Department of Inflammatory Bowel Disease, Yokohama Municipal Citizen's Hospital, Yokohama, Japan.
Dis Colon Rectum. 2022 Dec 1;65(S1):S129-S135. doi: 10.1097/DCR.0000000000002552. Epub 2022 Jul 21.
Pouch neoplasia occurs following ileal pouch-anal anastomosis, with or without mucosectomy in ulcerative colitis and familiar adenomatous polyposis.
This study aimed to review available literature and make recommendations regarding pouch neoplasia.
Data were collected from specialty hospitals, and a literature review was conducted due to the lack of published large-scale studies. Recommendations for treatment were made based on the literature review and expert opinions.
Large-scale studies of pouch neoplasia were selected.
The intervention was studies with details of pouch neoplasia.
We aimed to identify the management modalities for pouch neoplasia based on the type.
Pouch neoplasia can occur in each component of the pouch-afferent limb, pouch body, cuff, and anal transitional zone. In patients with ulcerative colitis, pouch neoplasia is treated because colitis-associated neoplasia comprises a multifocal lesion, which most commonly involves the cuff and anal transitional zone. Close surveillance or endoscopic complete resection is optimal for low-grade dysplasia. For adenocarcinoma, high-grade dysplasia, and low-grade dysplasia with difficult complete resection, pouch excision is recommended. In familiar adenomatous polyposis patients with adenomas of the afferent limb or pouch body, endoscopic resection is optimal. Endoscopic resection is feasible for discrete adenoma in the cuff and anal transitional zone, and surgical excision is optimal for laterally spreading, extensive, large, or flat adenoma. For adenocarcinomas involving any component, pouch excision is recommended.

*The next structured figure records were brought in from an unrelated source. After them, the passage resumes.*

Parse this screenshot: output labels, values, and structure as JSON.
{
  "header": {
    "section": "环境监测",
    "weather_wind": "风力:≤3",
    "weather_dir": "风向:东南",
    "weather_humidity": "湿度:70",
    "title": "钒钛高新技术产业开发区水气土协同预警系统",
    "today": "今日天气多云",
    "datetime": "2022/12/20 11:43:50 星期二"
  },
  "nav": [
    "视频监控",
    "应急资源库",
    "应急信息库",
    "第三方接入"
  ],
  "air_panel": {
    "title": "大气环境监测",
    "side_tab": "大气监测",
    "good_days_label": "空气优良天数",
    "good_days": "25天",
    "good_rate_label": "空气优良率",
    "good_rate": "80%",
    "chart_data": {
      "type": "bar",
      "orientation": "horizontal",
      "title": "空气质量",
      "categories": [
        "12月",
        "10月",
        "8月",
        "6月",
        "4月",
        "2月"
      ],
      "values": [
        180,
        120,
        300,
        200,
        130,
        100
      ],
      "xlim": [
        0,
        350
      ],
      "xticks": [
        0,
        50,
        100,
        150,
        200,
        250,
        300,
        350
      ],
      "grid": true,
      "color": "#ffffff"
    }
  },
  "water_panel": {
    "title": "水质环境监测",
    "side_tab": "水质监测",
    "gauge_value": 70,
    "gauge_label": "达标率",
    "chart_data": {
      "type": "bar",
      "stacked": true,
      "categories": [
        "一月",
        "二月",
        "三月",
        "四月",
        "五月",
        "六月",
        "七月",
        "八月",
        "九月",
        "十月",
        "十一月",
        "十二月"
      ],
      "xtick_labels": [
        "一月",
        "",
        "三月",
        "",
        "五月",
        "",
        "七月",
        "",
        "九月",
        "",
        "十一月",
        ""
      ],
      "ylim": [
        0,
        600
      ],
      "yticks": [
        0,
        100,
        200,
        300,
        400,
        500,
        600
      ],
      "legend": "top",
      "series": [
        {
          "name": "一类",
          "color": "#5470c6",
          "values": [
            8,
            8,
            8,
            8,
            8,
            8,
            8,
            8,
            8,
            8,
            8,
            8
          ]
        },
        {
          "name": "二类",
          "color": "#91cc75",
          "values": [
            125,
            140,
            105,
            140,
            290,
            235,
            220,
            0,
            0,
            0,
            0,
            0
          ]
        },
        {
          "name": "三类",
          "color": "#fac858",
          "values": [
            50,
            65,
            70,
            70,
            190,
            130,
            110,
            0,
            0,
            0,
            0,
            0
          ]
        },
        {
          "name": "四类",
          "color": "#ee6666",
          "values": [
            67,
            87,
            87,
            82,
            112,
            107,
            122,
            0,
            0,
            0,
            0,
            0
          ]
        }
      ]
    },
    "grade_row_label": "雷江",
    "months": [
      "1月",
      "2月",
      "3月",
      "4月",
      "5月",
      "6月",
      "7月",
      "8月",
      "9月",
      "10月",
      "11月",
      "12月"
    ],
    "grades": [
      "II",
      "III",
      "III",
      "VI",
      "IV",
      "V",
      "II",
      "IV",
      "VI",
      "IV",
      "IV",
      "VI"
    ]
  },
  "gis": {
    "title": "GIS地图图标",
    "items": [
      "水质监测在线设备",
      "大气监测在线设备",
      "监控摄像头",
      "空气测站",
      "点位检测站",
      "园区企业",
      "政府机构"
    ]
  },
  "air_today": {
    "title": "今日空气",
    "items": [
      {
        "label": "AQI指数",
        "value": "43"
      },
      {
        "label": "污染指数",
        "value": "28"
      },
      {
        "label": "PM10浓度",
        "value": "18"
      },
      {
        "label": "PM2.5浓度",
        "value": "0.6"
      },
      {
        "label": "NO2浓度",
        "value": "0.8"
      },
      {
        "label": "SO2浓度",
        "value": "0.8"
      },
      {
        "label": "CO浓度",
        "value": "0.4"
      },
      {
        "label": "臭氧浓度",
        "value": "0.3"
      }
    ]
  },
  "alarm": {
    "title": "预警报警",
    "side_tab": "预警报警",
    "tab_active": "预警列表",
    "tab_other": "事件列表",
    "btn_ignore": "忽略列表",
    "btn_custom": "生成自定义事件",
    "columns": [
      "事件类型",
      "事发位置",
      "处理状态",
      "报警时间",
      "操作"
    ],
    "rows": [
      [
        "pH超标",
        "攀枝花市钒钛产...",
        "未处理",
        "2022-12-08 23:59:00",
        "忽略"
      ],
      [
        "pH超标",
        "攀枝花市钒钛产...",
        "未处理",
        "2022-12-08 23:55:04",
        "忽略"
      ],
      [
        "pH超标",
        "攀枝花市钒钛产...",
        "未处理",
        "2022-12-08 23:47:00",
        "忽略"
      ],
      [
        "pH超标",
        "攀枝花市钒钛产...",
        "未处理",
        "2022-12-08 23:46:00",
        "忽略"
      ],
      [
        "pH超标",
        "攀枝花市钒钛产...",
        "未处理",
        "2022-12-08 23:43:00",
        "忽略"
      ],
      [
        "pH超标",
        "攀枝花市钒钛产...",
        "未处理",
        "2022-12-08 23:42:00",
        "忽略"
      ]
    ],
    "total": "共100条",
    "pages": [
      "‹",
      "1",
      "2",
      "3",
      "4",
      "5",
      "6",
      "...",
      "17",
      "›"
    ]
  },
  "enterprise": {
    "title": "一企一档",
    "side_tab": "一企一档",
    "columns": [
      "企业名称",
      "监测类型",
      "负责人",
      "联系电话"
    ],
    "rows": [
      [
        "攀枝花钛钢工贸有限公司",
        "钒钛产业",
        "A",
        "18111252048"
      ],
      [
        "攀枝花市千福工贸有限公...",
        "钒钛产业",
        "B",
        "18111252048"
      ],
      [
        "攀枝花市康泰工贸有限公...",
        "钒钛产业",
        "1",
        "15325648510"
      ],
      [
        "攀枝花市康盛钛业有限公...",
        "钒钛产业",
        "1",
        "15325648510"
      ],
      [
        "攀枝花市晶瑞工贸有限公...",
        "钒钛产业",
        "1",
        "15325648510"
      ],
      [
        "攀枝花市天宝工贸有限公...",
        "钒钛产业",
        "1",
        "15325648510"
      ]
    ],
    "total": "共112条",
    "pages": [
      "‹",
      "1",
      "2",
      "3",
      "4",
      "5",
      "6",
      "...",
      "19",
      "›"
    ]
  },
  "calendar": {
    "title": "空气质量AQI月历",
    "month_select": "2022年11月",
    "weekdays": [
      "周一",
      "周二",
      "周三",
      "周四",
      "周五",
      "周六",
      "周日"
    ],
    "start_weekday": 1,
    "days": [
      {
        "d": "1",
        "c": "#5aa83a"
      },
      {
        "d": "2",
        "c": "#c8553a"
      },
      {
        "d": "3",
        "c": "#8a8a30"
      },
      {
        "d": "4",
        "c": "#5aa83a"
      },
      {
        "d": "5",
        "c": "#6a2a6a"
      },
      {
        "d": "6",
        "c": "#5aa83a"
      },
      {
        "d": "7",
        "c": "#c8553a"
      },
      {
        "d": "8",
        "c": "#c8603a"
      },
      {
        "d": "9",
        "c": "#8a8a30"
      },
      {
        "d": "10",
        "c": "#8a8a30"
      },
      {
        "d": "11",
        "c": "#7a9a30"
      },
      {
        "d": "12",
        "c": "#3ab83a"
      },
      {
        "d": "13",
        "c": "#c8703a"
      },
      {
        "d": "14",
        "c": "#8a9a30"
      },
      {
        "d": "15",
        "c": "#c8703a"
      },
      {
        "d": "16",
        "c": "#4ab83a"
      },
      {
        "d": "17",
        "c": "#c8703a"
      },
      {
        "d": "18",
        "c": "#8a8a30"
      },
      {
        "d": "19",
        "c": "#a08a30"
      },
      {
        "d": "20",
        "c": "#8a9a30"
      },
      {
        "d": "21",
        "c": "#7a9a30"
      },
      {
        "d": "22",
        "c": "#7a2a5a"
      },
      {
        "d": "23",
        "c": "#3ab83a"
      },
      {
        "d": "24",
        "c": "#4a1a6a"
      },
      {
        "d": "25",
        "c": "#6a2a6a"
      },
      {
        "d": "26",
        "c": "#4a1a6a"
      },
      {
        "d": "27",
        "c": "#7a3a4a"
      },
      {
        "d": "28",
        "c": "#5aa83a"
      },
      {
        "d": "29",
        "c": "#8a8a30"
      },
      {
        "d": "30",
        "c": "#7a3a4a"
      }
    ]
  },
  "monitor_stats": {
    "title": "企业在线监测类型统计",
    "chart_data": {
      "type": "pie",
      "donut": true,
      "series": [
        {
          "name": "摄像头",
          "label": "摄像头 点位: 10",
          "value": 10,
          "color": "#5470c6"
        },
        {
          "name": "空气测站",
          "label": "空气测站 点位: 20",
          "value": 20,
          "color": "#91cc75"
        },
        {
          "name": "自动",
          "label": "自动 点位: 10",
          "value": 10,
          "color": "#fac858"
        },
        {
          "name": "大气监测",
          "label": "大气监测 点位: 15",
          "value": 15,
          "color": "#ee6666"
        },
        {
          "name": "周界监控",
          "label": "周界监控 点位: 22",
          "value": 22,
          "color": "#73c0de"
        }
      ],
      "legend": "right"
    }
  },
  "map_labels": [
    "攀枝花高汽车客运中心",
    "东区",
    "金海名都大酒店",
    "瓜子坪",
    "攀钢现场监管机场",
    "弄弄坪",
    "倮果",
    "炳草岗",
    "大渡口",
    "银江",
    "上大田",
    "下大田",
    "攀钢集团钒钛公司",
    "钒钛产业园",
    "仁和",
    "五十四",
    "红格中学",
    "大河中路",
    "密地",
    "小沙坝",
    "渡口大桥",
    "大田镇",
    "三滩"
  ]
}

Published large-scale studies were lacking because of disease rarity.
Pouch neoplasia occurs in each pouch component. In patients with ulcerative colitis, pouch excision is recommended for adenocarcinomas and high-grade dysplasia, whereas endoscopic intervention may be preferable to low-grade dysplasia. In familiar adenomatous polyposis patients, pouch excision is necessary for adenocarcinoma, and endoscopic resection or excisional surgery is optimal for adenoma.
回肠贮袋肛门吻合术后可发生吻合口处肿瘤,溃疡性结肠炎患者吻合口处黏膜切除术后和家族性腺瘤性息肉病患者吻合口处也可发生肿瘤。
本研究旨在复习相关文献,就贮袋肿瘤提出推荐意见。
数据来自专科医院,由于缺乏已发表的大规模研究,故进行了文献复习。根据文献复习和专家意见提出了治疗建议。
选择了有关贮袋肿瘤的大规模研究。
干预措施为详细描述贮袋肿瘤的研究。
我们旨在根据肿瘤类型确定贮袋肿瘤的处理方式。
贮袋肿瘤可发生于贮袋吻合口处、贮袋体、吻合口处袖口和肛门移行区的各个部位。在溃疡性结肠炎患者中,由于结肠炎相关性肿瘤为多灶性病变,最常见于袖口和肛门移行区,故需治疗贮袋肿瘤。对于低级别上皮内瘤变,密切监测或内镜下完全切除是最佳选择。对于高级别上皮内瘤变和低级别上皮内瘤变且难以完全切除者,推荐行贮袋切除术。对于家族性腺瘤性息肉病患者,若吻合口处或贮袋体有腺瘤,推荐行内镜下切除术。对于袖口和肛门移行区孤立性腺瘤,可行内镜下切除,对于侧向扩展、广泛、大型或扁平腺瘤,推荐手术切除。对于累及任何部位的腺癌,推荐行贮袋切除术。
由于疾病罕见,缺乏已发表的大规模研究。
贮袋肿瘤可发生于贮袋的各个部位。对于溃疡性结肠炎患者,对于腺癌和高级别上皮内瘤变,推荐行贮袋切除术,而对于低级别上皮内瘤变,内镜干预可能更为可取。对于家族性腺瘤性息肉病患者,对于腺癌,推荐行贮袋切除术,对于腺瘤,推荐行内镜下切除术或切除术。